I felt as though I was reading three novels. A romance novel, complete with pages I wish I’d skipped due to their graphic content, a war novel in some ways akin to Catch-22, and a novel about discovering history and one’s ancestors. I was disappointed by this facet of the book. I wanted one, or the other, or even the third, but it was disconcerting to be jumping about through history and from one plot line to another. Perhaps it was that the technique wasn’t skillfully used, perhaps its because as a young blossoming writer I attempted the same stunt much to the detriment of my writing career. Whatever caused my aversion, aversion it was.
The narrative of Elizabeth Benson was unnecessary at best. While I would have appreciated a fully fleshed out novel about her discovering her grandfather’s involvement in the unknown history of the horrifically bloody Great War, as a bit and piece of the whole of Birdsong it was distracting.
Even the tempestuous love affair between Stephen and Isabelle felt unnecessary. Beautifully written, in its way, thick with oppressive death and muddied waters between the violence of love and the violence of war, it felt poorly connected to the war narrative. I also struggled to call it “love” at all. Memorable, yes. Passionate, yes. It also lauded adultery as the best option if you’re in an unhappy marriage, which I simply refuse to accept. I have to keep those feelings in the lust category.
The war narrative is the meat and potatoes of the novel, and undoubtedly the best part. I liked Wraysford the soldier, felt kinship with his torn feelings about war, ached for his loneliness. I enjoyed the gritty, harsh, deadly descriptiveness of the English trenches, the sense of confusion, even the sort of callousness that one develops toward death. Faulk’s style is enjoyable to read, even in the oppressive stench of the trenches.

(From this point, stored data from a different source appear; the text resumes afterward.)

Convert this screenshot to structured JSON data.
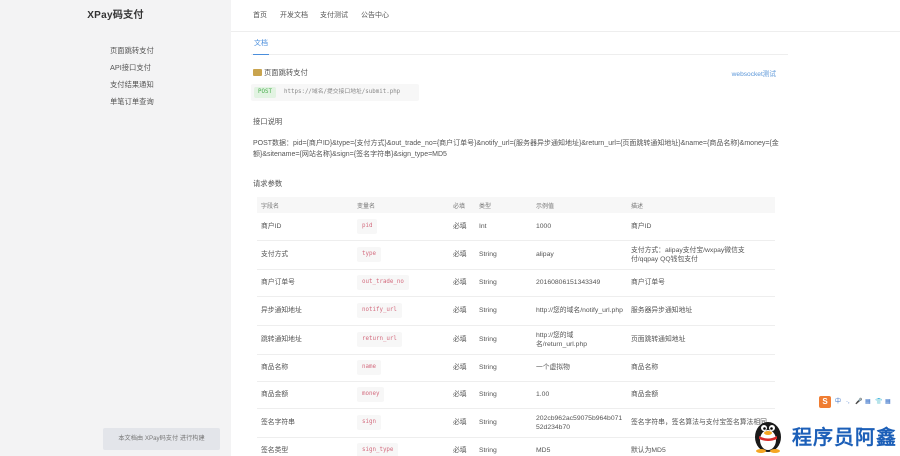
{
  "sidebar": {
    "brand": "XPay码支付",
    "items": [
      {
        "label": "页面跳转支付"
      },
      {
        "label": "API接口支付"
      },
      {
        "label": "支付结果通知"
      },
      {
        "label": "单笔订单查询"
      }
    ],
    "footer": "本文档由 XPay码支付 进行构建"
  },
  "topnav": {
    "items": [
      {
        "label": "首页"
      },
      {
        "label": "开发文档"
      },
      {
        "label": "支付测试"
      },
      {
        "label": "公告中心"
      }
    ]
  },
  "main": {
    "tab": "文档",
    "section_title": "页面跳转支付",
    "ws_link": "websocket测试",
    "endpoint": {
      "method": "POST",
      "url": "https://域名/提交接口地址/submit.php"
    },
    "desc_title": "接口说明",
    "desc_text": "POST数据：pid={商户ID}&type={支付方式}&out_trade_no={商户订单号}&notify_url={服务器异步通知地址}&return_url={页面跳转通知地址}&name={商品名称}&money={金额}&sitename={网站名称}&sign={签名字符串}&sign_type=MD5",
    "params_title": "请求参数",
    "table": {
      "headers": [
        "字段名",
        "变量名",
        "必填",
        "类型",
        "示例值",
        "描述"
      ],
      "rows": [
        {
          "field": "商户ID",
          "var": "pid",
          "required": "必填",
          "type": "Int",
          "example": "1000",
          "desc": "商户ID"
        },
        {
          "field": "支付方式",
          "var": "type",
          "required": "必填",
          "type": "String",
          "example": "alipay",
          "desc": "支付方式：alipay支付宝/wxpay微信支付/qqpay QQ钱包支付"
        },
        {
          "field": "商户订单号",
          "var": "out_trade_no",
          "required": "必填",
          "type": "String",
          "example": "20160806151343349",
          "desc": "商户订单号"
        },
        {
          "field": "异步通知地址",
          "var": "notify_url",
          "required": "必填",
          "type": "String",
          "example": "http://您的域名/notify_url.php",
          "desc": "服务器异步通知地址"
        },
        {
          "field": "跳转通知地址",
          "var": "return_url",
          "required": "必填",
          "type": "String",
          "example": "http://您的域名/return_url.php",
          "desc": "页面跳转通知地址"
        },
        {
          "field": "商品名称",
          "var": "name",
          "required": "必填",
          "type": "String",
          "example": "一个虚拟物",
          "desc": "商品名称"
        },
        {
          "field": "商品金额",
          "var": "money",
          "required": "必填",
          "type": "String",
          "example": "1.00",
          "desc": "商品金额"
        },
        {
          "field": "签名字符串",
          "var": "sign",
          "required": "必填",
          "type": "String",
          "example": "202cb962ac59075b964b07152d234b70",
          "desc": "签名字符串，签名算法与支付宝签名算法相同"
        },
        {
          "field": "签名类型",
          "var": "sign_type",
          "required": "必填",
          "type": "String",
          "example": "MD5",
          "desc": "默认为MD5"
        }
      ]
    }
  },
  "ime": {
    "logo": "S",
    "glyphs": [
      "中",
      "·,",
      "🎤",
      "▦",
      "👕",
      "▦"
    ]
  },
  "watermark": "程序员阿鑫",
  "colors": {
    "accent": "#4a8edc",
    "sidebar_bg": "#f3f3f4",
    "code_text": "#d36a7d",
    "method_green": "#4caf50"
  }
}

I’m glad to be done with it. I was tired of the adultery, lust, loneliness, grit, grime, hopelessness, confusion, gruesomeness and figurative stench of the trenches. I wanted some light, some hope. Faulk’s tries to usher that in through the narrative of Elizabeth Benson and her continuation of Wraysford’s family line, the way she keeps his promise to a fallen comrade through a baby,and even the way that Wraysford and the few remaining WWI veterans are remembered and respected by her. However, the awkward conjunction of the stories, the uncomfortable and abrupt transitions through time and even the feeble unexpected ending with new life simply left one longing for a sense of real hope.
While definitely not a top read, if you are interested in war novels or the history of the Great War, this book may have something to offer you. I’ve moved on to something I hope will be more uplifting – Antoine Saint-Exupery’s The Little Prince, a children’s story I’ve wanted to read since my French professor introduced the opening section to us (in French) back in college.